Gene Roddenberry knew they were making a third series. What or how much he knew about the third series, is a different matter. How much even Rick Berman and Michael Piller knew as of October 1991, likewise.
 
Gene Roddenberry knew they were making a third series. What or how much he knew about the third series, is a different matter. How much even Rick Berman and Michael Piller knew as of October 1991, likewise.
Yeah, I think it's pretty conventional wisdom that GR would never have OKed DS9.
 
Why? Taken as just wormhole aliens with access to non-linear time to explain any prophetic abilities, or highly advanced technology to explain any seemingly supernatural ability, wouldn't that still fit the Trek mold?
 
Why? Taken as just wormhole aliens with access to non-linear time to explain any prophetic abilities, or highly advanced technology to explain any seemingly supernatural ability, wouldn't that still fit the Trek mold?

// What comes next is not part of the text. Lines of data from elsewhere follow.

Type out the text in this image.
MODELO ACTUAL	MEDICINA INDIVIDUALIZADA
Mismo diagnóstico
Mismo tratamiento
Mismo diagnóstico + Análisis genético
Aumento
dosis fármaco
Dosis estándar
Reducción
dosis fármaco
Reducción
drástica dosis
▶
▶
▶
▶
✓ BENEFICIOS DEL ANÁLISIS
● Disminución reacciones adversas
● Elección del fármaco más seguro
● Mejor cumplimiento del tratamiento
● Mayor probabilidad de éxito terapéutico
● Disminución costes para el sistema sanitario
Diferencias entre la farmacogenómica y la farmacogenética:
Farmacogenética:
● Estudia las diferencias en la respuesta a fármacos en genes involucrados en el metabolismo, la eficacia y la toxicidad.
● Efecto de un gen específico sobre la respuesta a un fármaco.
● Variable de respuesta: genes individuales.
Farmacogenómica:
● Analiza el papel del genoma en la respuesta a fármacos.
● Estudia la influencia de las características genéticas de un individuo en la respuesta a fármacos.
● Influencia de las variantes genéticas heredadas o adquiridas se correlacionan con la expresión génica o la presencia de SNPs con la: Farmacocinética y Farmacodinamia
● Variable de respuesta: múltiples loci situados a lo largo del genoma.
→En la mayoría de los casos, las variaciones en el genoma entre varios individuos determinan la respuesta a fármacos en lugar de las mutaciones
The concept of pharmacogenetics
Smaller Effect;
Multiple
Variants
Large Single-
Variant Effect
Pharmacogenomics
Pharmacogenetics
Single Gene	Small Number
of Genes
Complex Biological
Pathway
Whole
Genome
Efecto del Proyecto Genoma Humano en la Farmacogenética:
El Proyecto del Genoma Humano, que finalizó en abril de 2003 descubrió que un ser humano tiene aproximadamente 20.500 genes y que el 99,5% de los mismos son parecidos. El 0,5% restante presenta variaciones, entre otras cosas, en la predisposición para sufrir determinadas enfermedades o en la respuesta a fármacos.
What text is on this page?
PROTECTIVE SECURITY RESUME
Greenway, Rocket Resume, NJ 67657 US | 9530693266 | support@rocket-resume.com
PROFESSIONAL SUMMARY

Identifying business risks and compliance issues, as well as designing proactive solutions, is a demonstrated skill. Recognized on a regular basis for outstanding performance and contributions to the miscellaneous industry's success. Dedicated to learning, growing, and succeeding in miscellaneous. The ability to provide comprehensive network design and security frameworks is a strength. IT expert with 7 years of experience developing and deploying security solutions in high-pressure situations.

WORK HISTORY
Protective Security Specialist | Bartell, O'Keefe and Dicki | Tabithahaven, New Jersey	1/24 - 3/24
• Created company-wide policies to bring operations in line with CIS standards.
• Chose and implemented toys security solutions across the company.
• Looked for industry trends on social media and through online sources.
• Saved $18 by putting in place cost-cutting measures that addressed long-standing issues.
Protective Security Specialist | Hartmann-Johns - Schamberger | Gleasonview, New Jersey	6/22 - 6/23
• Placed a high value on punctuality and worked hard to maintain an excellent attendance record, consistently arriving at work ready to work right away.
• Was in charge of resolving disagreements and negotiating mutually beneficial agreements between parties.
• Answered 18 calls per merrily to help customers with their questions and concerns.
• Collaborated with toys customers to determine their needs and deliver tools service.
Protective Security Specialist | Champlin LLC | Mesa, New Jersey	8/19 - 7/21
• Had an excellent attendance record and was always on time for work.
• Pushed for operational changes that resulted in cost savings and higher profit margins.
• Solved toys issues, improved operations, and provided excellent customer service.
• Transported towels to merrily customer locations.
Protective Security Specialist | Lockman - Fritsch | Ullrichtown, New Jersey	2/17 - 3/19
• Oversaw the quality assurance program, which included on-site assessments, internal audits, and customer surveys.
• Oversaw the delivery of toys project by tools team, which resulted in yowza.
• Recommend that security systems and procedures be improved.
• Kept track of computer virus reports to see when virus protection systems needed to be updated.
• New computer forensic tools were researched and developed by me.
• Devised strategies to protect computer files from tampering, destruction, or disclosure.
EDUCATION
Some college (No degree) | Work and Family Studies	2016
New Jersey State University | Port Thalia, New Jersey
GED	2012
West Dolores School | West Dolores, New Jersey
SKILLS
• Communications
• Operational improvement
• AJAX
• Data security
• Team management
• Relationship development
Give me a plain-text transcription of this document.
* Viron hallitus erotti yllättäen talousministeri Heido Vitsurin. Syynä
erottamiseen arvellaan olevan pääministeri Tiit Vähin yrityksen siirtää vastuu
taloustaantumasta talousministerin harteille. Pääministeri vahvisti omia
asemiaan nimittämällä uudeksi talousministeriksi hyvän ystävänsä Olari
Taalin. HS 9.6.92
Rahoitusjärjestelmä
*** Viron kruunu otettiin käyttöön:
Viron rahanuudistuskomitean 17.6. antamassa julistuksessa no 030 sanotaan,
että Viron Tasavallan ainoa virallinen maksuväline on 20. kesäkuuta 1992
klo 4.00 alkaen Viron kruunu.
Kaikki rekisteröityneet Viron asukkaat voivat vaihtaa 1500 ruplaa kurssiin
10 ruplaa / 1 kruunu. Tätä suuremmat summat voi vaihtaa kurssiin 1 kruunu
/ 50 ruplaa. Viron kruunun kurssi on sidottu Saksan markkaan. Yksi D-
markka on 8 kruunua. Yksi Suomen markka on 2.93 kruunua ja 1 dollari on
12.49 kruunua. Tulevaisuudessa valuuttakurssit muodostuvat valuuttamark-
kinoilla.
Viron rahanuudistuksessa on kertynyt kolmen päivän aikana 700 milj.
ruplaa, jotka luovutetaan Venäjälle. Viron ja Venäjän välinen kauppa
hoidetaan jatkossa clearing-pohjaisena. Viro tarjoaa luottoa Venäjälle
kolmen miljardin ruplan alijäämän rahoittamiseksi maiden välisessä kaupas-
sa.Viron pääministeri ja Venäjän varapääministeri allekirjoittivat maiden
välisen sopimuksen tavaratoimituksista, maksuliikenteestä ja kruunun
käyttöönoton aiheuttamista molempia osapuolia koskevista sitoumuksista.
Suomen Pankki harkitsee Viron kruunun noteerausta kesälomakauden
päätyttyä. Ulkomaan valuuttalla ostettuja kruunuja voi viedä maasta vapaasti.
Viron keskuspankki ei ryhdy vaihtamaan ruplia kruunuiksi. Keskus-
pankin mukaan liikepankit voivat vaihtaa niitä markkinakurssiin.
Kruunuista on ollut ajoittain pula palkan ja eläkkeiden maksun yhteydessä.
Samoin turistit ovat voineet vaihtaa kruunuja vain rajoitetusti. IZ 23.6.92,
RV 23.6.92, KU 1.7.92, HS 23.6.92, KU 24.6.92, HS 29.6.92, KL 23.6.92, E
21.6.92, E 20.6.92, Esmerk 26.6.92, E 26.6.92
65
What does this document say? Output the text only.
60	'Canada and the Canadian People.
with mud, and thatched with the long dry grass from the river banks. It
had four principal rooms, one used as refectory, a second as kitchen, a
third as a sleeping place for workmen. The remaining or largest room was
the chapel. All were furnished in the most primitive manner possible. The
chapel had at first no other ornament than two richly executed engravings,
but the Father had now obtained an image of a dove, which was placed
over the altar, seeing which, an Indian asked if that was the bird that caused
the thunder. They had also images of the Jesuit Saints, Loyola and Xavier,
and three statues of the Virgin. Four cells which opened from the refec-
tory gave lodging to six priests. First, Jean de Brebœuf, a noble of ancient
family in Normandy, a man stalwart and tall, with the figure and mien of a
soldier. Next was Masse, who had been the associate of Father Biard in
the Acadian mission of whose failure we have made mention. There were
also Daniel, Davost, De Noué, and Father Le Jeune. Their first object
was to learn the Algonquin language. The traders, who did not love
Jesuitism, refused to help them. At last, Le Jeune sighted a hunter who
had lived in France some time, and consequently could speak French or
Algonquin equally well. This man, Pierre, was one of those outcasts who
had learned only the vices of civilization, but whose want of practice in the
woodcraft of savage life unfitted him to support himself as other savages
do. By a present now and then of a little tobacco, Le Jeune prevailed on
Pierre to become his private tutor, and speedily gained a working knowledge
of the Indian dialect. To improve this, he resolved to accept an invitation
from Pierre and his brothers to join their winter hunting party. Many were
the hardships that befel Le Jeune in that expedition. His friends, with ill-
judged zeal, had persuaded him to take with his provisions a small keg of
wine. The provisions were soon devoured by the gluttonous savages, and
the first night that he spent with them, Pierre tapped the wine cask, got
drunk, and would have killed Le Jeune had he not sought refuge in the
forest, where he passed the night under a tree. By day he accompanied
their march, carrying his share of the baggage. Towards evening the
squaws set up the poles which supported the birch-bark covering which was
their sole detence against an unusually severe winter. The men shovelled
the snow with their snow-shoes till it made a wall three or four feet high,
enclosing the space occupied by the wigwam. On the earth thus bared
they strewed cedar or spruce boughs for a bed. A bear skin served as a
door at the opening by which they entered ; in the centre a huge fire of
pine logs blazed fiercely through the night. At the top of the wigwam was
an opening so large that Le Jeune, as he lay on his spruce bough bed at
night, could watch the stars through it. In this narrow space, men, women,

He objected to the God plot in Star Trek V because it suggested that someone in the 23rd century would even bother to look for such nonsense.
 
The 23rd century? And he assumes all people from all planets are at the same level of development with Earth? Silly bugger. But he didn't object to Q? Of all the god-like beings in Trek, the Q do seem the most powerful and least dependent on technology (that we can see). I haven't seen anything close to actually creating the universe, or having omniscience or omnipotence. What one requires for god to be God, however, is probably quite subjective.

The wormhole aliens were small potatoes when compared to the Q. Even that being at the "center" of the galaxy was trivial compared to Q (as far as I could see).

But to assume no one in known Federation space would still be looking for God in the 23rd century? Well, it's not the first time GR has been spectacularly wrong, or probably will be spectacularly wrong by then, IMO.